While Goods and Services Tax has already eliminated the cascading impact of taxes and hence, controlled cost of products and services, there are multiple other internal initiatives to increase the profit margin with the reduced price of production.
One such measure is efficient inventory management that subsequently leads to considerable saving of money and wastage in a business. A flexible management system of inventory has multiple benefits –
- Increased sales
- Improved delivery performance
- Shorter lead time
- Lower charges
- Increased transparency in business information
- Increased employee efficiency
- Decreased chances of stock-outs
- High inventory turnover ratio
There are several other inventory management techniques to save money that can help prevent:
- Excessive inventories that put unnecessary pressure on one’s working capital
- Under stocked inventories that may lead to reduced sales
Here is a business owner’s complete guide on inventory management to help maintain an optimum stock –
- Go for FIFO (First In First Out)
Individuals in charge of overseeing the stock management should ensure that the oldest inventories are utilised first. It is imperative in case of both perishable and non-perishable items since older stocks either tend to wear out or become unsellable because of crossing their expiry date.

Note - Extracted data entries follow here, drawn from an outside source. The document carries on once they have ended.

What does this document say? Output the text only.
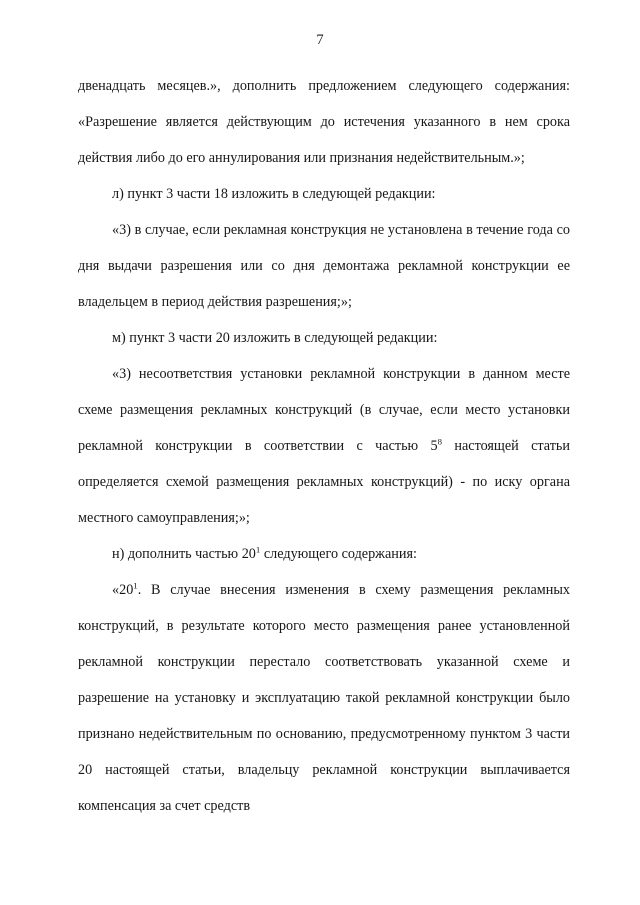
7

двенадцать месяцев.», дополнить предложением следующего содержания: «Разрешение является действующим до истечения указанного в нем срока действия либо до его аннулирования или признания недействительным.»;

л) пункт 3 части 18 изложить в следующей редакции:

«3) в случае, если рекламная конструкция не установлена в течение года со дня выдачи разрешения или со дня демонтажа рекламной конструкции ее владельцем в период действия разрешения;»;

м) пункт 3 части 20 изложить в следующей редакции:

«3) несоответствия установки рекламной конструкции в данном месте схеме размещения рекламных конструкций (в случае, если место установки рекламной конструкции в соответствии с частью $5^8$ настоящей статьи определяется схемой размещения рекламных конструкций) - по иску органа местного самоуправления;»;

н) дополнить частью $20^1$ следующего содержания:

«$20^1$. В случае внесения изменения в схему размещения рекламных конструкций, в результате которого место размещения ранее установленной рекламной конструкции перестало соответствовать указанной схеме и разрешение на установку и эксплуатацию такой рекламной конструкции было признано недействительным по основанию, предусмотренному пунктом 3 части 20 настоящей статьи, владельцу рекламной конструкции выплачивается компенсация за счет средств
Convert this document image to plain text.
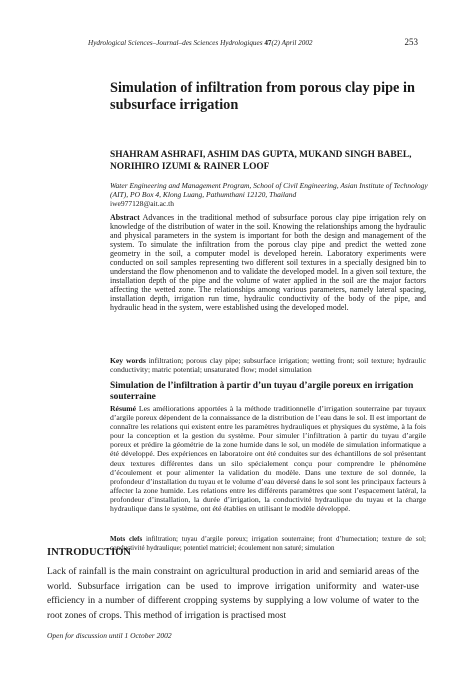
Hydrological Sciences–Journal–des Sciences Hydrologiques 47(2) April 2002	253
Simulation of infiltration from porous clay pipe in subsurface irrigation

SHAHRAM ASHRAFI, ASHIM DAS GUPTA, MUKAND SINGH BABEL, NORIHIRO IZUMI & RAINER LOOF

Water Engineering and Management Program, School of Civil Engineering, Asian Institute of Technology (AIT), PO Box 4, Klong Luang, Pathumthani 12120, Thailand

iwe977128@ait.ac.th

Abstract Advances in the traditional method of subsurface porous clay pipe irrigation rely on knowledge of the distribution of water in the soil. Knowing the relationships among the hydraulic and physical parameters in the system is important for both the design and management of the system. To simulate the infiltration from the porous clay pipe and predict the wetted zone geometry in the soil, a computer model is developed herein. Laboratory experiments were conducted on soil samples representing two different soil textures in a specially designed bin to understand the flow phenomenon and to validate the developed model. In a given soil texture, the installation depth of the pipe and the volume of water applied in the soil are the major factors affecting the wetted zone. The relationships among various parameters, namely lateral spacing, installation depth, irrigation run time, hydraulic conductivity of the body of the pipe, and hydraulic head in the system, were established using the developed model.

Key words infiltration; porous clay pipe; subsurface irrigation; wetting front; soil texture; hydraulic conductivity; matric potential; unsaturated flow; model simulation

Simulation de l’infiltration à partir d’un tuyau d’argile poreux en irrigation souterraine

Résumé Les améliorations apportées à la méthode traditionnelle d’irrigation souterraine par tuyaux d’argile poreux dépendent de la connaissance de la distribution de l’eau dans le sol. Il est important de connaître les relations qui existent entre les paramètres hydrauliques et physiques du système, à la fois pour la conception et la gestion du système. Pour simuler l’infiltration à partir du tuyau d’argile poreux et prédire la géométrie de la zone humide dans le sol, un modèle de simulation informatique a été développé. Des expériences en laboratoire ont été conduites sur des échantillons de sol présentant deux textures différentes dans un silo spécialement conçu pour comprendre le phénomène d’écoulement et pour alimenter la validation du modèle. Dans une texture de sol donnée, la profondeur d’installation du tuyau et le volume d’eau déversé dans le sol sont les principaux facteurs à affecter la zone humide. Les relations entre les différents paramètres que sont l’espacement latéral, la profondeur d’installation, la durée d’irrigation, la conductivité hydraulique du tuyau et la charge hydraulique dans le système, ont été établies en utilisant le modèle développé.

Mots clefs infiltration; tuyau d’argile poreux; irrigation souterraine; front d’humectation; texture de sol; conductivité hydraulique; potentiel matriciel; écoulement non saturé; simulation

INTRODUCTION

Lack of rainfall is the main constraint on agricultural production in arid and semiarid areas of the world. Subsurface irrigation can be used to improve irrigation uniformity and water-use efficiency in a number of different cropping systems by supplying a low volume of water to the root zones of crops. This method of irrigation is practised most

Open for discussion until 1 October 2002
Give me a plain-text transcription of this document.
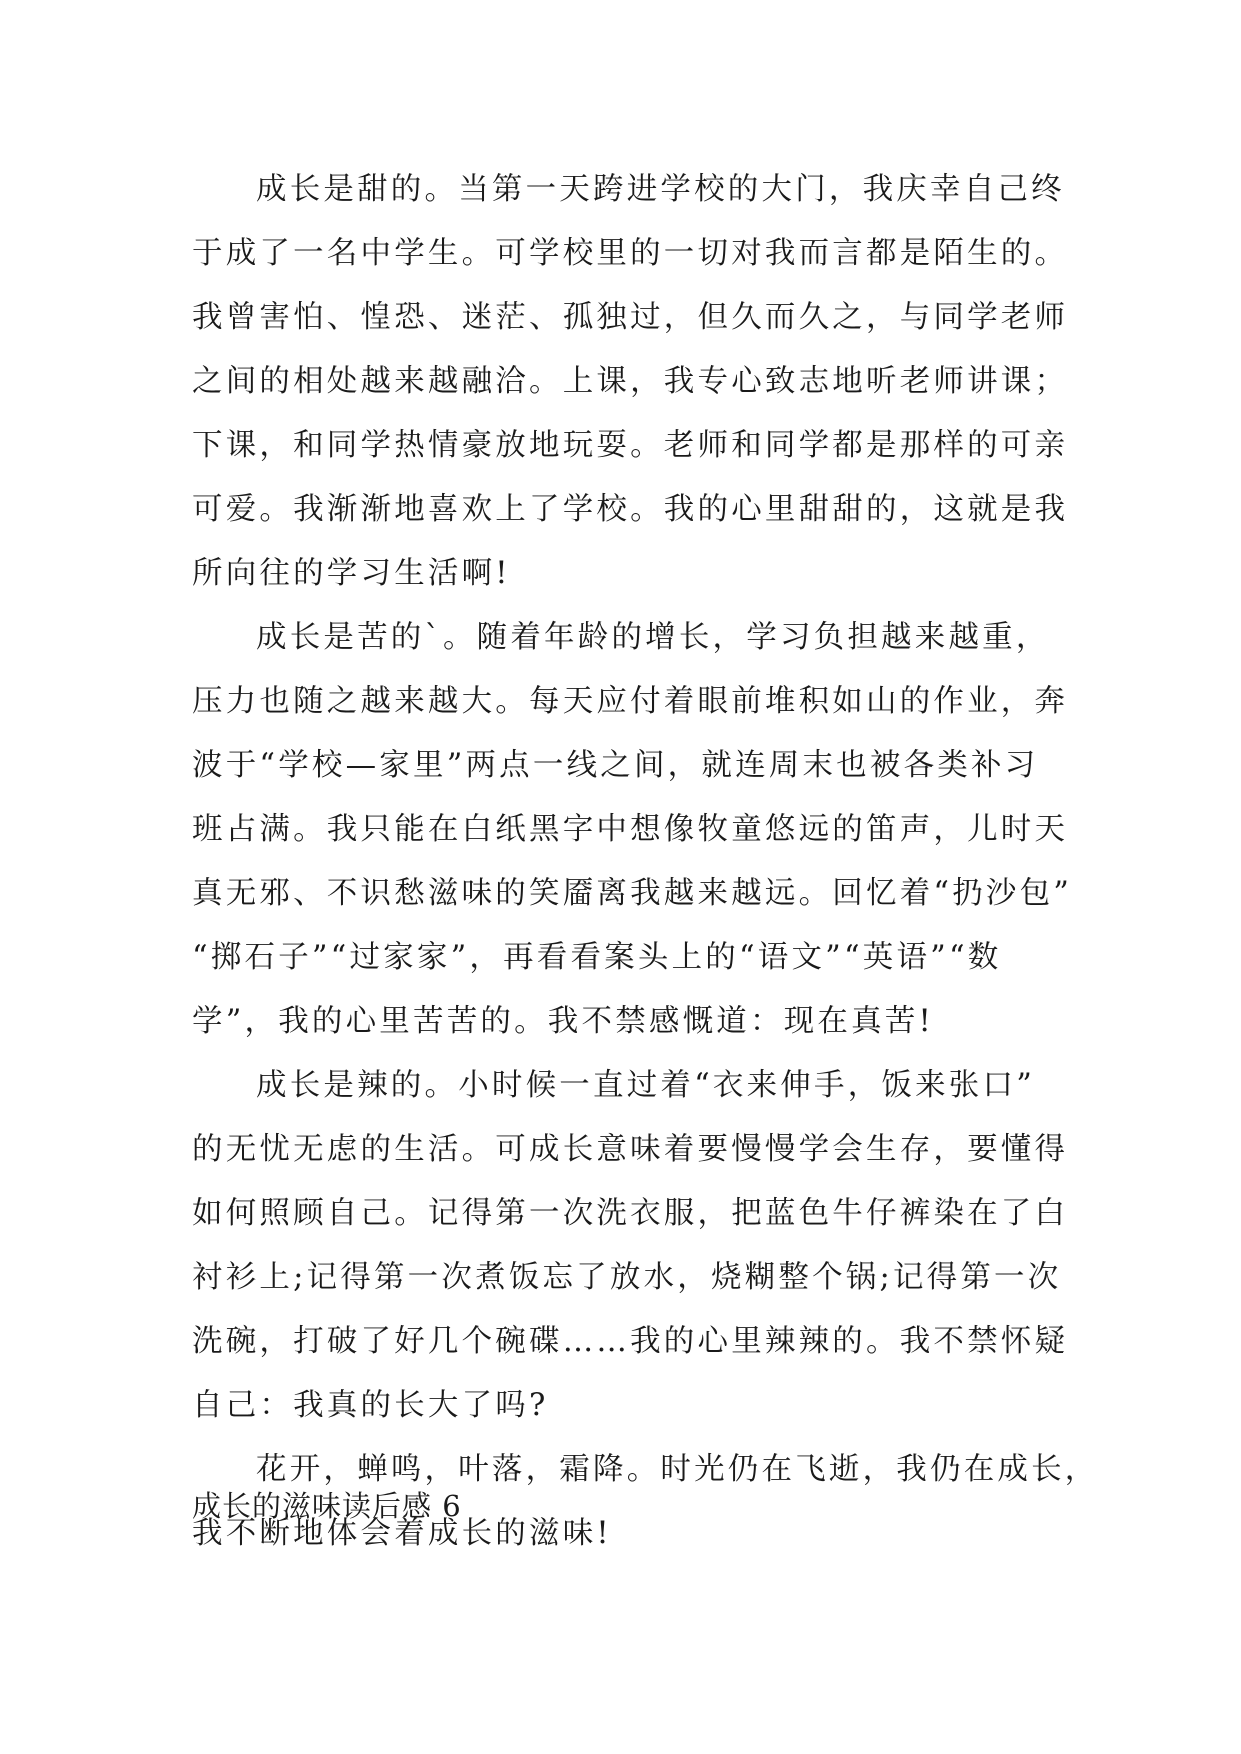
成长是甜的。当第一天跨进学校的大门，我庆幸自己终
于成了一名中学生。可学校里的一切对我而言都是陌生的。
我曾害怕、惶恐、迷茫、孤独过，但久而久之，与同学老师
之间的相处越来越融洽。上课，我专心致志地听老师讲课；
下课，和同学热情豪放地玩耍。老师和同学都是那样的可亲
可爱。我渐渐地喜欢上了学校。我的心里甜甜的，这就是我
所向往的学习生活啊!
成长是苦的`。随着年龄的增长，学习负担越来越重，
压力也随之越来越大。每天应付着眼前堆积如山的作业，奔
波于“学校—家里”两点一线之间，就连周末也被各类补习
班占满。我只能在白纸黑字中想像牧童悠远的笛声，儿时天
真无邪、不识愁滋味的笑靥离我越来越远。回忆着“扔沙包”
“掷石子”“过家家”，再看看案头上的“语文”“英语”“数
学”，我的心里苦苦的。我不禁感慨道：现在真苦!
成长是辣的。小时候一直过着“衣来伸手，饭来张口”
的无忧无虑的生活。可成长意味着要慢慢学会生存，要懂得
如何照顾自己。记得第一次洗衣服，把蓝色牛仔裤染在了白
衬衫上;记得第一次煮饭忘了放水，烧糊整个锅;记得第一次
洗碗，打破了好几个碗碟……我的心里辣辣的。我不禁怀疑
自己：我真的长大了吗?
花开，蝉鸣，叶落，霜降。时光仍在飞逝，我仍在成长，
我不断地体会着成长的滋味!
成长的滋味读后感 6
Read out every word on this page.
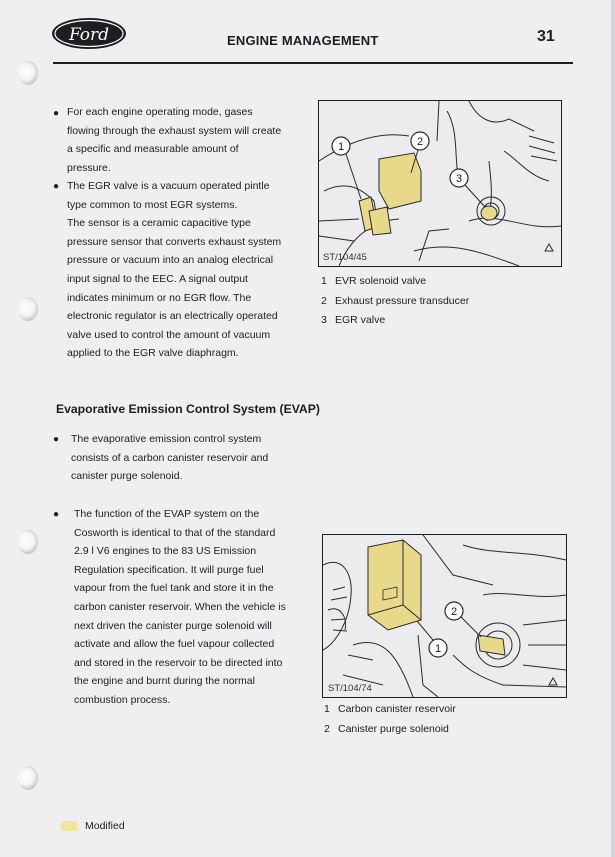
Ford	ENGINE MANAGEMENT	31
● For each engine operating mode, gases
flowing through the exhaust system will create
a specific and measurable amount of
pressure.
● The EGR valve is a vacuum operated pintle
type common to most EGR systems.
The sensor is a ceramic capacitive type
pressure sensor that converts exhaust system
pressure or vacuum into an analog electrical
input signal to the EEC. A signal output
indicates minimum or no EGR flow. The
electronic regulator is an electrically operated
valve used to control the amount of vacuum
applied to the EGR valve diaphragm.
Evaporative Emission Control System (EVAP)
● The evaporative emission control system
consists of a carbon canister reservoir and
canister purge solenoid.
● The function of the EVAP system on the
Cosworth is identical to that of the standard
2.9 l V6 engines to the 83 US Emission
Regulation specification. It will purge fuel
vapour from the fuel tank and store it in the
carbon canister reservoir. When the vehicle is
next driven the canister purge solenoid will
activate and allow the fuel vapour collected
and stored in the reservoir to be directed into
the engine and burnt during the normal
combustion process.
1	2
3
ST/104/45
1 EVR solenoid valve
2 Exhaust pressure transducer
3 EGR valve
1
2
ST/104/74
1 Carbon canister reservoir
2 Canister purge solenoid
Modified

It requires that one sets up an organised warehouse where the inventories are categorised date wise and a systematic cataloguing that tracks the utilisation of the stocks.
- Streamline the supply chain management
Streamlining supply chain management (SCM) can help business
- Reduce their inventory stock to an adequate level
- Bring in transparency in the customer service performance
- Improve time to market
- Reduce cycle time
Additionally, with an organised SCM, one can help maintain better communication among manufacturers and retailers. It helps businesses have a better idea about the demand and supply of products and services in the market and restock accordingly.
In an attempt to ensure smooth functioning of operations across a business, multiple NBFCs now offer their advances that come with a hefty credit amount to maintain positive cash flow. The funding so availed can be used to fund the boost of –
- Source or suppliers
- Production of services and goods
- Return of goods
However, considering that multiple financial institutions now offer their lending options, borrowers should compare them before settling for one. Approaching reputed NBFCs like Bajaj Finserv and availing their Business Loan helps individuals enjoy the benefits of features like –
- High-value loan amount of up to Rs. 30 Lakh.
- No collateral required.
- Convenient access to the loan account.
- Hassle-free application process.
- Easy-to-meet eligibility criteria.
Availing such advances help one invest it in streamlining the supply chain and hence acting upon improving inventory management.
- Opt for ‘par level’ product manufacturing
Stocking up to the minimum level or ‘par level’ ensures one to have considerable time to judge the popularity of goods in the market and restock accordingly. When the inventory dips below the predetermined level, one can always order for more. It prevents the chances of either being stocked-out or facing financial crunch due to overstocked below-demand products.
Therefore, knowing what is inventory management and having an in-depth idea about the techniques to maintain them ensures the smooth functioning of a business. It also has a positive impact on the profit margin of the same.